I've been waiting for over 20 minutes. Python consumes 8% CPU.

0x4E69676874466F78 commented 1 year ago

It looks like TensorRT writes to the log in UTF-16 (so there are extra "spaces").

0x4E69676874466F78 commented 1 year ago
[2022-09-15 19:45:35.068] [info]  Backend: [27828] [INFO] Reading state dict from path: A:\Downloads\browser\003_realSR_BSRGAN_DFO_s64w8_SwinIR-M_x4_GAN.pth

[2022-09-15 19:45:35.225] [info]  Backend: [27828] [INFO] Loading state dict into pytorch model arch

[2022-09-15 19:45:35.227] [error] Backend: C:\Users\fox\AppData\Roaming\chaiNNer\python\python\lib\site-packages\torch\functional.py:445: UserWarning: torch.meshgrid: in an upcoming release, it will be required to pass the indexing argument. (Triggered internally at  ..\aten\src\ATen\native\TensorShape.cpp:2157.)
  return _VF.meshgrid(tensors, **kwargs)  # type: ignore[attr-defined]
joeyballentine commented 1 year ago

it's possible that TensorRT just can't support SwinIR models with pixelshuffle. the error (which is amazingly difficult to read lol) is this: E r r o r C o d e 4 : I n t e r n a l E r r o r ( R e s h a p e _ 4 2 : I S h u f f l e L a y e r a p p l i e d t o s h a p e t e n s o r m u s t h a v e 0 o r 1 r e s h a p e d i m e n s i o n s : d i m e n s i o n s w e r e [ - 1 , 2 ] )

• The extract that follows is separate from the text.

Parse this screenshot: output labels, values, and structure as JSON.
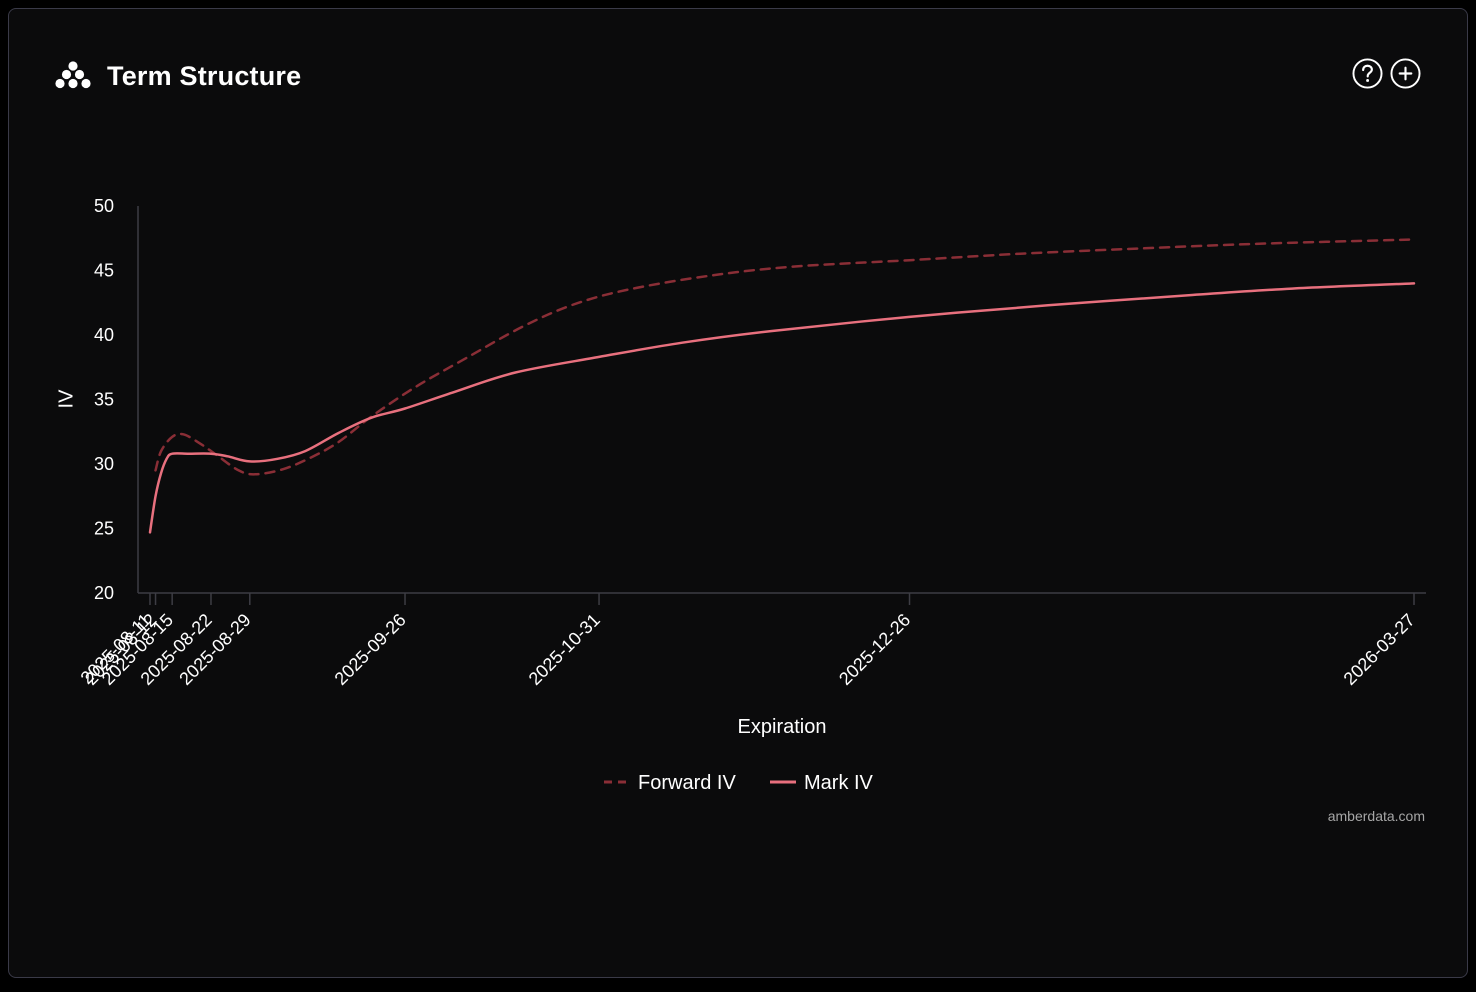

0x4E69676874466F78 commented 1 year ago

@joeyballentine unpleasant yes, you need to force it to output in UTF-8.

joeyballentine commented 1 year ago

Does the official RealESRGANx2 model work with tensorrt? if it doesn't, then the problem is definitely pixelunshuffle

joeyballentine commented 1 year ago

though now that I think about it, I think swinir uses pixelshuffle without pixelunshuffle, so it would have to be pixelshuffle itself that's broken. let me check

0x4E69676874466F78 commented 1 year ago

@joeyballentine RealESRGAN_x2plus.pth?

An error occurred in a PyTorch Upscale Image node:

pixel_unshuffle expects height to be divisible by downscale_factor, but input.size(-2)=337 is not divisible by 2

Input values (partial):
• Image: RGB image 543x337
• Number of Tiles: Auto

(It doesn't even work with pytorch)

joeyballentine commented 1 year ago

Seems like the solution is running this tensorrt tool on the engine file (which idk if you can do yourself at the moment without it caching the .engine file)